At the signal of Colonel Cody the Wild West then gave three ringing cheers for
Nebraska and the Trans-Mississippi Exposition. Their band followed with "The Red,
White and Blue," and at the last note of the melody the McCook band played the "Star
Spangled banner," and the Wild West fell into line for the parade through the grounds,
headed by Colonel Cody, mounted upon the splendid chestnut hore, Duke, presented to
him by General Miles soon after the batte of Wounded Knee. At the Administration Arch
the cavalcade was reviewed by the members of the Executive Committee of the exposition.
THE OLD-TIME LIONS AT LUNCHEON.
The official and popular reception was notably supplemented by an informal luncheon
given to the old-timers by Colonel Cody, and never before had such a party of representative
pioneers met around the banquet table and exchanged reminiscences of the stirring days of
their younger years. At one long table were seated Governor Holocomb at the head and
General T. S. Clarkson at the foot, and on the sides ex-Governor John M. Thayer, James E.
Boyd and Alvin Saunders, Senator John M. Thurston, Major John M. Burke, John A.
Creighton, Alexander Majors, W. A. Paxton, Capt. J. E. North, E. Rosewater, Louis E.
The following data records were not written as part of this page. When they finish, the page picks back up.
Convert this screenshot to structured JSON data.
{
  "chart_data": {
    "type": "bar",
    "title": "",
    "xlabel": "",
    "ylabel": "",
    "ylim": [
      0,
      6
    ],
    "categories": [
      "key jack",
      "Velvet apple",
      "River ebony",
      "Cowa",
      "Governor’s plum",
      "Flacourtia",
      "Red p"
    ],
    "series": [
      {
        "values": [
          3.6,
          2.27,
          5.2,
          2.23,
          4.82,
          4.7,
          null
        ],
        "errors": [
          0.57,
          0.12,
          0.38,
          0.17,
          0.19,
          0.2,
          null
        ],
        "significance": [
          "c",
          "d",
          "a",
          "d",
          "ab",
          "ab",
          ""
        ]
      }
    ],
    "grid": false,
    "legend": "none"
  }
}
Cooke, Col. W. L. Virscher, ex-Secretary of Agriculture Norman J. Coleman of Missouri,
and others. Over the champagne General Clarkson, who acted as toastmaster, called upon
those present who were more or less given to oratory for sentiments befitting the occasion,
and the result was a number of after-dinner speeches that would have done honor to any
occasion that has ever been graced by eloquence in words. The theme was the upbuilding
of the West, with Colonel Cody as a factor in guidng empire to the region, and, incidentally,
reminiscences of pioneer times.
Ex-Governor Thayer expressed pride in the fact that he had commissioned Colonel
Cody on his military staff and sent him abroad to acquaint the Old World with Nebraska's
apulence of resource, in which the gallant Colonel had far exceeded what could have been
hoped for in that time. He had not only carried to the Old World and its people the story of
this great West, but had in the meantime become the associate of princes and potentate,
who learned from this representative of the West, in a little time, more than decades of
[recing?] might have taught them. The ex-Governor closed with an earnest commendation
of his gallant staff officer, who, by the way, had been an honor to the military staff of all
the succeeding Governors of Nebraska.